A bit of family history. My mothers family settled in no mans land between the Dakota and Sioux in Minnesota in about 1850. Neither tribe could kill the other on this land which is on the bank of the Mississippi river. The family patriarch had the attitude that the Indians had been there first, and that they had a right to hunt on 'his' land. They could get food no other way and were here first. Other white settlers did not agree with my great-great-great grandfather and he knew everybody else was trying to starve the Indians out. He would have no part of it.
When Minnesota had an Indian war, a posse rode to my ancestors farm and took him to town by force. He had refused to leave his farm earlier because he said he had nothing to fear from the Indians, and they were all his friends. It turned out the Souix war party that came through was not from the local area and would have not known my great-great-great grandfather. They killed every white man they found and it is a good think my great-great-great grandfather went to town.
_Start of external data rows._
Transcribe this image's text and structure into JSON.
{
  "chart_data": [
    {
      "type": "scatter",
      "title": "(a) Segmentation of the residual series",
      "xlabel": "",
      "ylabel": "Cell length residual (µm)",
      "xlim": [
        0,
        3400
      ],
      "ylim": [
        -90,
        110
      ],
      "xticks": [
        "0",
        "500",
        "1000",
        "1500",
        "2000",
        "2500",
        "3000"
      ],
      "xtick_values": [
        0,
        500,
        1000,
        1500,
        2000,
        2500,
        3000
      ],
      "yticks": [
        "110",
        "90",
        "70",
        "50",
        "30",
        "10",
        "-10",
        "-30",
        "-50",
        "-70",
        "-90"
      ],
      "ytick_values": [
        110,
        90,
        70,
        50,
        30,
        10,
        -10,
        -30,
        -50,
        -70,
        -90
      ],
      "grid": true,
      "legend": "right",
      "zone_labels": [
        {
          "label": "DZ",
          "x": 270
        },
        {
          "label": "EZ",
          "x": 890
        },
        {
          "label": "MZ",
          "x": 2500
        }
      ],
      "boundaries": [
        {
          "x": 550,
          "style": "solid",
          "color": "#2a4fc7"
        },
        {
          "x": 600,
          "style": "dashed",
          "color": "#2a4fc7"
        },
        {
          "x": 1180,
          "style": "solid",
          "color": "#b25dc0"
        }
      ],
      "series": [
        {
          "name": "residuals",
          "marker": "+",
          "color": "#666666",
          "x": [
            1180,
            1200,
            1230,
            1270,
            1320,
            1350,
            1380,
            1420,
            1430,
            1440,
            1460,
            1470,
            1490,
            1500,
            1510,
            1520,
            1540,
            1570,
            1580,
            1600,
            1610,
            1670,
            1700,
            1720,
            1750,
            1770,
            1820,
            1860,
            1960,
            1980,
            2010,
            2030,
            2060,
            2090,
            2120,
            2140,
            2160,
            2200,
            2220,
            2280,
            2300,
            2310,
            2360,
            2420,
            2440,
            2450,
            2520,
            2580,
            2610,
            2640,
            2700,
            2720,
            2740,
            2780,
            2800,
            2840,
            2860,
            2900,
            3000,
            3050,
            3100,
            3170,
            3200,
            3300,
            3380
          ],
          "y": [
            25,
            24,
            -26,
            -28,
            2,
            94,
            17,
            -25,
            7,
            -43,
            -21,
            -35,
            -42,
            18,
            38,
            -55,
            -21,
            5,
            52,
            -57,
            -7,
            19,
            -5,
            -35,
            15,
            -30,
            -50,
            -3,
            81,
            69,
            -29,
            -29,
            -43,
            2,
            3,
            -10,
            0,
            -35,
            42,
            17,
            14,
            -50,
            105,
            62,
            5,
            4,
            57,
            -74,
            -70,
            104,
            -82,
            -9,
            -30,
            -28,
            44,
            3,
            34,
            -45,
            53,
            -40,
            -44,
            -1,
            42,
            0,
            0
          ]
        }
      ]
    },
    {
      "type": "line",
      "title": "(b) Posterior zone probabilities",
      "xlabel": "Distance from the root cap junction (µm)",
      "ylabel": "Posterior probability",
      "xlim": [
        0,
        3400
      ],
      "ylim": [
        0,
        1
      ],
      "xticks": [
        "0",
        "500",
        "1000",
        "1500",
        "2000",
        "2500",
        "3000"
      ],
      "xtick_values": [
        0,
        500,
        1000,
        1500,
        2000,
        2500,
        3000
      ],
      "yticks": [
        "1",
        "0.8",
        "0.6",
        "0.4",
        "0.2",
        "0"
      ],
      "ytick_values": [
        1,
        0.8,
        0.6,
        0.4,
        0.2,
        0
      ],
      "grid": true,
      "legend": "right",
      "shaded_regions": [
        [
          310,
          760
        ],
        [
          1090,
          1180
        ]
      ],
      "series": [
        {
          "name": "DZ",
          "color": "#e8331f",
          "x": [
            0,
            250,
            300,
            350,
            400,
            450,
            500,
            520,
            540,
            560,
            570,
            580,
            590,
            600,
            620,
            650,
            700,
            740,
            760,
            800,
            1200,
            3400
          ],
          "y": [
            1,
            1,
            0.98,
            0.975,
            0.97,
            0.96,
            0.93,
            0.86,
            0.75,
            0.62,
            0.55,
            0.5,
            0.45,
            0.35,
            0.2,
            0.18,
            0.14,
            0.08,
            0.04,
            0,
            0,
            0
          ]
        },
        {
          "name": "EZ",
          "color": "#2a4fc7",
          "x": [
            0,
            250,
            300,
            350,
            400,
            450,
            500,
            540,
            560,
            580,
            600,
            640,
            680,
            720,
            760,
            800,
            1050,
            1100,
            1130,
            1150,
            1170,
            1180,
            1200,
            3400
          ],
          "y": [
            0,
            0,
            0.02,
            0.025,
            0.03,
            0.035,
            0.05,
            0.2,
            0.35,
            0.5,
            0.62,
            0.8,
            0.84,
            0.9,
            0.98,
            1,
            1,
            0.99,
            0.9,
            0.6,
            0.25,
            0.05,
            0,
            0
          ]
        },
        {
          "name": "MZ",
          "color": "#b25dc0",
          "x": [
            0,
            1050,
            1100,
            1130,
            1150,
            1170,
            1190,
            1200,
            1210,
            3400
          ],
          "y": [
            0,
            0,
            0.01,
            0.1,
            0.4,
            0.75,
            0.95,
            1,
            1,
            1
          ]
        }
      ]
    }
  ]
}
Later the local Indians told my ancestor that they had been just as much afraid of the war party as everyone else was. They wanted no part of it. The war party had been forcing young men to join up 'or else'.
That is the story as it was passed from my grandmother to my mother and then to me.
Is the story true? Absolutely. Have the facts been distorted. Most certainly.
My point of view is that this is personal family history which I can choose to accept or reject as my 'own'. I totally accept it. I can see myself telling a posse to go away because I don't have anything to worry about. The important take-away is that my ancestors realized other white men were trying to starve the Indians out so they would move on, and they wanted no part of it.
Some black people moved into northern Minnesota in WWII to work at a place called Fort Ripley. My mother was with my grandmother and her mother. They heard some people talking and the 'N' word was being used. My mother was told "We do not use that word. These people are like everyone else, and they came up here to work because all our men are at war. We should be nice to them.
Decades before civil rights became a thing, my family had their shit together.
My family had the attitude there was room for everybody, and that the Indians had a right to hunt. What I learned from how it was related to me was that eliminating food to force local natives to move on was a open secret that nobody talked about. It was also something that not every white person was all right with.
That is my takeaway.

Humanity is a mixed bag no matter what tribe you belong to.